Building a healthy community

By Amanda M. Perez

Building a healthy community

By Amanda M. Perez
A University of Miami alumna is playing a leading role in Miami-Dade County to ensure public health.

Miami-Dade County is home to more than 2.7 million people, making it one of the largest counties in the United States. One of the several departments within the county that helps enhance and protect the well-being of all its residents is the Florida Department of Health.

Yesenia Villalta, a three-time University of Miami alumna, leads the team that works to protect, promote, and improve the health of the community.

Villalta, administrator for the Florida Department of Health in Miami-Dade County, said she would not be where she is today if it wasn’t for her alma mater.

“My first experience with public health was during nursing school, and later in life, while studying for my masters I was assigned to come to the health department where I grew to love the work,” said Villalta. ”It’s fulfilling and it gives me satisfaction that I’m always making a difference.”

As the administrator for the department, Villalta plays a central role in monitoring several aspects in the county including immunization, environmental health, infectious diseases, community health, and planning. Villalta believes she is equipped to tackle these important issues because of her more than 15 years of experience working in various capacities and roles within the agency as well as the support of the public health staff she leads.

From 2014 until her recent appointment, she served in the role of nursing director. Prior to the appointment of nursing director, she worked as an assistant nursing director, and started off her career at the health department as a direct clinical provider. Although Villalta has only been in her current position for less than two months, she has her sights set on high goals for the county.

“I want to continue our journey of excellence. I also hope to keep working with the community to increase collaboration with everyone who makes up Miami-Dade County,” she said. “It takes a community effort to help tackle major issues we see on a daily basis like HIV and the opioid crisis.”

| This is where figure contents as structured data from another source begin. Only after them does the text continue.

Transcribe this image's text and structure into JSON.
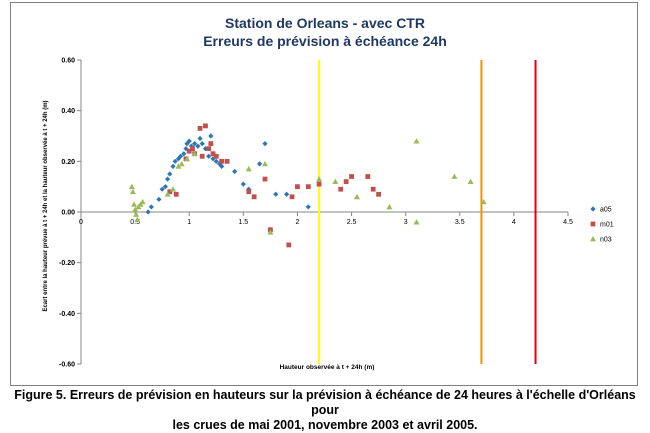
{
  "chart_data": {
    "type": "scatter",
    "title": "Station de Orleans - avec CTR",
    "subtitle": "Erreurs de prévision à échéance 24h",
    "xlabel": "Hauteur observée à t + 24h (m)",
    "ylabel": "Ecart entre la hauteur prévue à t + 24h et la hauteur observée à t + 24h (m)",
    "xlim": [
      0,
      4.5
    ],
    "ylim": [
      -0.6,
      0.6
    ],
    "xticks": [
      0,
      0.5,
      1,
      1.5,
      2,
      2.5,
      3,
      3.5,
      4,
      4.5
    ],
    "xtick_labels": [
      "0",
      "0.5",
      "1",
      "1.5",
      "2",
      "2.5",
      "3",
      "3.5",
      "4",
      "4.5"
    ],
    "yticks": [
      -0.6,
      -0.4,
      -0.2,
      0,
      0.2,
      0.4,
      0.6
    ],
    "ytick_labels": [
      "-0.60",
      "-0.40",
      "-0.20",
      "0.00",
      "0.20",
      "0.40",
      "0.60"
    ],
    "grid": false,
    "legend_position": "right",
    "vertical_lines": [
      {
        "x": 2.2,
        "color": "#ffff00"
      },
      {
        "x": 3.7,
        "color": "#f39200"
      },
      {
        "x": 4.2,
        "color": "#e3000f"
      }
    ],
    "series": [
      {
        "name": "a05",
        "color": "#2e75b6",
        "marker": "diamond",
        "points": [
          [
            0.62,
            0.0
          ],
          [
            0.65,
            0.02
          ],
          [
            0.72,
            0.05
          ],
          [
            0.75,
            0.09
          ],
          [
            0.78,
            0.1
          ],
          [
            0.8,
            0.13
          ],
          [
            0.82,
            0.15
          ],
          [
            0.85,
            0.18
          ],
          [
            0.87,
            0.2
          ],
          [
            0.9,
            0.21
          ],
          [
            0.92,
            0.22
          ],
          [
            0.95,
            0.23
          ],
          [
            0.97,
            0.25
          ],
          [
            0.98,
            0.27
          ],
          [
            1.0,
            0.28
          ],
          [
            1.02,
            0.26
          ],
          [
            1.05,
            0.27
          ],
          [
            1.08,
            0.26
          ],
          [
            1.1,
            0.29
          ],
          [
            1.12,
            0.27
          ],
          [
            1.15,
            0.25
          ],
          [
            1.18,
            0.22
          ],
          [
            1.2,
            0.3
          ],
          [
            1.22,
            0.21
          ],
          [
            1.25,
            0.2
          ],
          [
            1.28,
            0.19
          ],
          [
            1.3,
            0.18
          ],
          [
            1.42,
            0.16
          ],
          [
            1.5,
            0.11
          ],
          [
            1.55,
            0.09
          ],
          [
            1.65,
            0.19
          ],
          [
            1.7,
            0.27
          ],
          [
            1.8,
            0.07
          ],
          [
            1.9,
            0.07
          ],
          [
            2.1,
            0.02
          ]
        ]
      },
      {
        "name": "m01",
        "color": "#c0504d",
        "marker": "square",
        "points": [
          [
            0.82,
            0.08
          ],
          [
            0.88,
            0.07
          ],
          [
            0.97,
            0.21
          ],
          [
            1.0,
            0.24
          ],
          [
            1.03,
            0.25
          ],
          [
            1.05,
            0.23
          ],
          [
            1.1,
            0.33
          ],
          [
            1.12,
            0.22
          ],
          [
            1.15,
            0.34
          ],
          [
            1.18,
            0.25
          ],
          [
            1.2,
            0.27
          ],
          [
            1.22,
            0.23
          ],
          [
            1.25,
            0.22
          ],
          [
            1.3,
            0.2
          ],
          [
            1.35,
            0.2
          ],
          [
            1.55,
            0.08
          ],
          [
            1.6,
            0.06
          ],
          [
            1.7,
            0.13
          ],
          [
            1.75,
            -0.07
          ],
          [
            1.92,
            -0.13
          ],
          [
            1.95,
            0.06
          ],
          [
            2.0,
            0.1
          ],
          [
            2.1,
            0.1
          ],
          [
            2.2,
            0.11
          ],
          [
            2.4,
            0.09
          ],
          [
            2.45,
            0.12
          ],
          [
            2.5,
            0.14
          ],
          [
            2.65,
            0.14
          ],
          [
            2.7,
            0.09
          ],
          [
            2.75,
            0.07
          ]
        ]
      },
      {
        "name": "n03",
        "color": "#9bbb59",
        "marker": "triangle",
        "points": [
          [
            0.47,
            0.1
          ],
          [
            0.48,
            0.08
          ],
          [
            0.49,
            0.03
          ],
          [
            0.5,
            0.01
          ],
          [
            0.51,
            -0.01
          ],
          [
            0.52,
            -0.03
          ],
          [
            0.53,
            0.02
          ],
          [
            0.55,
            0.03
          ],
          [
            0.57,
            0.04
          ],
          [
            0.8,
            0.07
          ],
          [
            0.85,
            0.09
          ],
          [
            0.9,
            0.18
          ],
          [
            0.93,
            0.19
          ],
          [
            0.98,
            0.21
          ],
          [
            1.05,
            0.23
          ],
          [
            1.55,
            0.17
          ],
          [
            1.7,
            0.19
          ],
          [
            1.75,
            -0.08
          ],
          [
            2.2,
            0.13
          ],
          [
            2.35,
            0.12
          ],
          [
            2.55,
            0.06
          ],
          [
            2.85,
            0.02
          ],
          [
            3.1,
            0.28
          ],
          [
            3.1,
            -0.04
          ],
          [
            3.45,
            0.14
          ],
          [
            3.6,
            0.12
          ],
          [
            3.72,
            0.04
          ]
        ]
      }
    ]
  },
  "caption": {
    "line1": "Figure 5. Erreurs de prévision en hauteurs sur la prévision à échéance de 24 heures à l'échelle d'Orléans pour",
    "line2": "les crues de mai 2001, novembre 2003 et avril 2005."
  }
}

With the support of community partners, including the University of Miami, the health department is able to develop and implement health initiatives that benefit residents and visitors. Villalta said her department works closely with Dr. Hansel Tookes, assistant professor at the University of Miami Miller School of Medicine, and his pilot needle exchange program to help combat HIV transmission among at-risk groups. Most recently, the department also partnered with the University to help fight against the Zika virus.

“UM, among other community agencies, were key partners. The department worked with UM experts to learn more about Zika and its sequelae to our pregnant population infected with Zika. During the Zika outbreak in South Florida, we referred to many pediatricians and infectious disease doctors for the latest information. It’s a great collaboration,” said Villalta.

The University continues to be a big part of Villalta’s life.

“I love the School of Nursing and Health Studies and I love the University. It always feels like home to me,” she said. “I appreciate the professionalism and expertise the institution continues to offer.”